En revanche, l’aficionado aura repéré les indices: clignotants sur les flancs, malle bombée, deux feux à l’arrière et les suspensions affaissées (trahissant l’hydropneumatique.) Pas de doute, c’est une 15cv-six H de 1954/1955. « H » car elle inaugure la fameuse suspension, revue ensuite sur la DS. La légende dit qu’en 1950, les ingénieurs l’ont timidement proposée à Robert Puiseux, le PDG, parmi d’autres innovations et qu’il l’a d’emblée acceptée. Il s’en est donc fallu de peu pour que la marque au chevrons n’ait pas cette suspension qui fait son identité!
Du reste, pour le summum de la production Française du milieu des années 50, la 15cv-six H est extrêmement discrète. On est loin des Américaines, leurs ailerons, leurs chromes et leurs couleurs de crèmes glacées…
A l’époque, les employés de Citroën sont inquiets. La « reine de la route » a du plomb dans l’aile, surtout la 15cv-six. La Fregate et la Vedette lui ont donné un coup de vieux. La guerre, puis la mort de Pierre Boulanger ont retardé le lancement de la VGD. Et par peur qu’à l’instar de ce qui s’est passé en 1934, la rumeur d’un nouveau modèle n’entraine un attentisme de la clientèle, Citroën fait un black out total. Même les ouvriers et les concessionnaires en sont réduit à « radio moquette » et à ce que publie l’Auto-Journal.
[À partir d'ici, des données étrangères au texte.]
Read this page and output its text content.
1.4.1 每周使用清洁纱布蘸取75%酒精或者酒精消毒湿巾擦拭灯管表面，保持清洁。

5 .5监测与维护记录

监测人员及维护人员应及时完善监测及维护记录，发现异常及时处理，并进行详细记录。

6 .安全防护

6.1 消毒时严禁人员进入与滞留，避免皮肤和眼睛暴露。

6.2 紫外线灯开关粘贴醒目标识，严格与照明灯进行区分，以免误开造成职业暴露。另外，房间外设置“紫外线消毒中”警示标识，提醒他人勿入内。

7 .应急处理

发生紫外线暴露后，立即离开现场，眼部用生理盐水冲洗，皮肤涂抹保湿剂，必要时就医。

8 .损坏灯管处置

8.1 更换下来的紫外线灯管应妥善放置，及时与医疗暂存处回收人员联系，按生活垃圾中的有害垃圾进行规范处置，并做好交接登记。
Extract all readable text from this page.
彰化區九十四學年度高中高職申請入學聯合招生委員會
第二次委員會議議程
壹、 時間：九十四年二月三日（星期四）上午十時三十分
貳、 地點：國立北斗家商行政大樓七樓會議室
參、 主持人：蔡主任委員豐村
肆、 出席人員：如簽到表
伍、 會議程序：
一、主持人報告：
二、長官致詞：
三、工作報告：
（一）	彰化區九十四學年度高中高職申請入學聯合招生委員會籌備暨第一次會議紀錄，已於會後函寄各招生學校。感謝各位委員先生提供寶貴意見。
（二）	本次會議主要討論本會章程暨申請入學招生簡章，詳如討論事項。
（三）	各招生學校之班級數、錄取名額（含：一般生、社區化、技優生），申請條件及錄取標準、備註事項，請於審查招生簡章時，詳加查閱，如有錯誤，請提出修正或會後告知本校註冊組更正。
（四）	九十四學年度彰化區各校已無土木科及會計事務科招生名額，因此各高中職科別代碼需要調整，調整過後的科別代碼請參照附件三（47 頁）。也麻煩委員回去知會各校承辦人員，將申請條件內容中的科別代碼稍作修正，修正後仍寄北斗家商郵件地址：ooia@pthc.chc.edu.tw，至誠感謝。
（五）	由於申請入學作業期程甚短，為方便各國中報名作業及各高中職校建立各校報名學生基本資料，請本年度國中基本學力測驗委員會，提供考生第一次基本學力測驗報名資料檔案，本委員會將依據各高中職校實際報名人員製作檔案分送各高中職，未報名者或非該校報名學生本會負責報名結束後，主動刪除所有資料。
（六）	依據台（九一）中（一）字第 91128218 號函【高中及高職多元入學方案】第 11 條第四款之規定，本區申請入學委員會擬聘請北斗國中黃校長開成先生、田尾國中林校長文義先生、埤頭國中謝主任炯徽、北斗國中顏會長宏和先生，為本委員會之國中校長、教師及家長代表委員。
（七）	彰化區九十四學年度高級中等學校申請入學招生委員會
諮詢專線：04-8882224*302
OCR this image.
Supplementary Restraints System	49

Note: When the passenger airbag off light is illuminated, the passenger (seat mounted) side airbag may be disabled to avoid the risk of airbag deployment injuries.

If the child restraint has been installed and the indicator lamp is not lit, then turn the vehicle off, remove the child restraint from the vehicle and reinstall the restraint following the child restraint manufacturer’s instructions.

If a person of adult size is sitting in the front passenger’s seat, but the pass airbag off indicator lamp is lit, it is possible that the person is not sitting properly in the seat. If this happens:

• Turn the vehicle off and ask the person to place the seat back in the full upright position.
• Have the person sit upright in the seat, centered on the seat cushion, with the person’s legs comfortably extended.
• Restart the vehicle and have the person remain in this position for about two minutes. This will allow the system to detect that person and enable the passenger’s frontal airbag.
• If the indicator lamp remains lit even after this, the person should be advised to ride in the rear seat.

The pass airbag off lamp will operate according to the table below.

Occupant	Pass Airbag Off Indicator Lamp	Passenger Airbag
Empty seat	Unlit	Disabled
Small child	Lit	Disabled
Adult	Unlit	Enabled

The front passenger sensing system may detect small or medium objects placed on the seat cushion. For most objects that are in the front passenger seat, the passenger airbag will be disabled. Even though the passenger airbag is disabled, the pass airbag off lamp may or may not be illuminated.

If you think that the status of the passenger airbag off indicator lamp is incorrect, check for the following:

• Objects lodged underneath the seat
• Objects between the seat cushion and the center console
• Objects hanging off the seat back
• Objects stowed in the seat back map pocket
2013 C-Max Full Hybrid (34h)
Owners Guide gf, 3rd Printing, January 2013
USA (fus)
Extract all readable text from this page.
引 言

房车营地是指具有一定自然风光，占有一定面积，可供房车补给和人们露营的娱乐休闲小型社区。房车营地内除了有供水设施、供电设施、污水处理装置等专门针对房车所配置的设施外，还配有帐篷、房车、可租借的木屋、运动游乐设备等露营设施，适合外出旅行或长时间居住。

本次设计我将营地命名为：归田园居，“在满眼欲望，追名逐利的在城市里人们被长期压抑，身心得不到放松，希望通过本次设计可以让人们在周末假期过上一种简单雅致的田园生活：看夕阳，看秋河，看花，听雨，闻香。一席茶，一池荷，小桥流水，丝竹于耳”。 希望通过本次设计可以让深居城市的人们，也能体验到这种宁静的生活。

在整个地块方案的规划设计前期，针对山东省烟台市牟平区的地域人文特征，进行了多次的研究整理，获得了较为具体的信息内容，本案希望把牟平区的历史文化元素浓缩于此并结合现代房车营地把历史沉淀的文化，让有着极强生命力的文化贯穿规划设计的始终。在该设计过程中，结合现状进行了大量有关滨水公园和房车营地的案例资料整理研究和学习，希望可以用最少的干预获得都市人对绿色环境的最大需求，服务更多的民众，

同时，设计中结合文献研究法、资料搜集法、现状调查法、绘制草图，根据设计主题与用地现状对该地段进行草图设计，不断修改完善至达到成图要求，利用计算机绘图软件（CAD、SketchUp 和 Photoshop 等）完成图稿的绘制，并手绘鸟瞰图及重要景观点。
Il faut enfin noter que ce sera la dernière Citroën 6 cylindres avant longtemps. Le gros 2,9l 77ch ne tenait pas sous le capot de la DS. Le 6 cylindres à plat envisagé vers 1952 fit long feu.
En 1960, le distributeur Autrichien fait rentrer au chausse-pied (et à la disqueuse) le bloc d’une « quinze » dans une DS19. Puis il faudra attendre 1970 et la SM, avec son V6 Maserati. Et la suivante, la XM V6, n’arrivera qu’en 1989…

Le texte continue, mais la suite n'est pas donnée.